The similarities begin with autism and ADHD’s shared symptoms. The Diagnostic and Statistical Manual of Mental Disorders (DSM) is used to define and describe the criteria by which doctors will diagnose a certain disorder. The symptoms used to diagnose both autism and ADHD overlap by quite a bit, and as such, studies suggest that as many as 30 to 80 percent of children who meet the diagnostic requirements for autism could also meet the requirements for ADHD. 

On the other hand anywhere from 20 to 50 percent of the children who meet the requirements for ADHD could meet the requirements for an autism diagnosis. The large overlap between these two has inspired researchers to look for common biological roots or shared causation. As enticing as it is to uncover more about these two disorders, the evidence produced thus far isn’t enough to support a direct connection. This makes it all the more important to ensure your child is diagnosed correctly.

Symptoms and Focus

The symptoms of autism are wide in variety and severity. That being said, there are more common symptoms that overlap with those who have ADHD. They include: 

  • Issues with social communication and language
  • Heightened sensitivity to sensory stimulation
  • Behavioral issues
  • Problems managing emotions or anxiety

Among others. Another common challenge with young children with either diagnosis is their focus or inattention. Lack of focus or intense hyperactivity is a primary symptom of ADHD and children on the spectrum can also struggle with these. This can leave parents wondering what the right diagnosis is for their child and in turn, which treatment is right for them.


The most important reason for having distinct definitions of both autism and ADHD is the way in which they are treated. For children on the spectrum, behavioral therapy like Applied Behavior Analysis (ABA) is the most effective way to treat symptoms. ADHD on the other hand is more commonly treated with specific medications. 
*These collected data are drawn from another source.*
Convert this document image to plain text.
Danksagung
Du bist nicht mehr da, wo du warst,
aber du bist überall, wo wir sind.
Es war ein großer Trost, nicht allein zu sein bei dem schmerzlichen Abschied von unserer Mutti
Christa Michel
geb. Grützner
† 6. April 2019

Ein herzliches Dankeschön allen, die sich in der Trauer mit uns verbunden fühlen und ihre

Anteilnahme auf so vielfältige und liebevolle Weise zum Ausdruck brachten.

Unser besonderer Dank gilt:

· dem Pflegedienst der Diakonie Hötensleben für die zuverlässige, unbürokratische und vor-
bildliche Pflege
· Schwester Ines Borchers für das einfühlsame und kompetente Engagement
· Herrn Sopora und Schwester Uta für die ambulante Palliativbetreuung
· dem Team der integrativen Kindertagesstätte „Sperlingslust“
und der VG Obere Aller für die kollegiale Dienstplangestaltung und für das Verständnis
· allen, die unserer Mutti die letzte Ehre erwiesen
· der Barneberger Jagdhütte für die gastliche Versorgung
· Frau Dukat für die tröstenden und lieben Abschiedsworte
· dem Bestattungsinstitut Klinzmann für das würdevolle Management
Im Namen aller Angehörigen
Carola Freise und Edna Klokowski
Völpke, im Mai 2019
Treatments are determined by years of scientific research and careful clinical trials. Starting off with a thorough and precise diagnosis from a specialist will not only ensure you have a better understanding of your child’s symptoms but also that they receive the proper treatment. If you’re concerned your child may have a neurodevelopmental disorder like autism or ADHD, consult your doctor right away. Children with autism or ADHD who are diagnosed early and receive the right treatment can go on to lead independent and successful lives as they learn to manage their symptoms.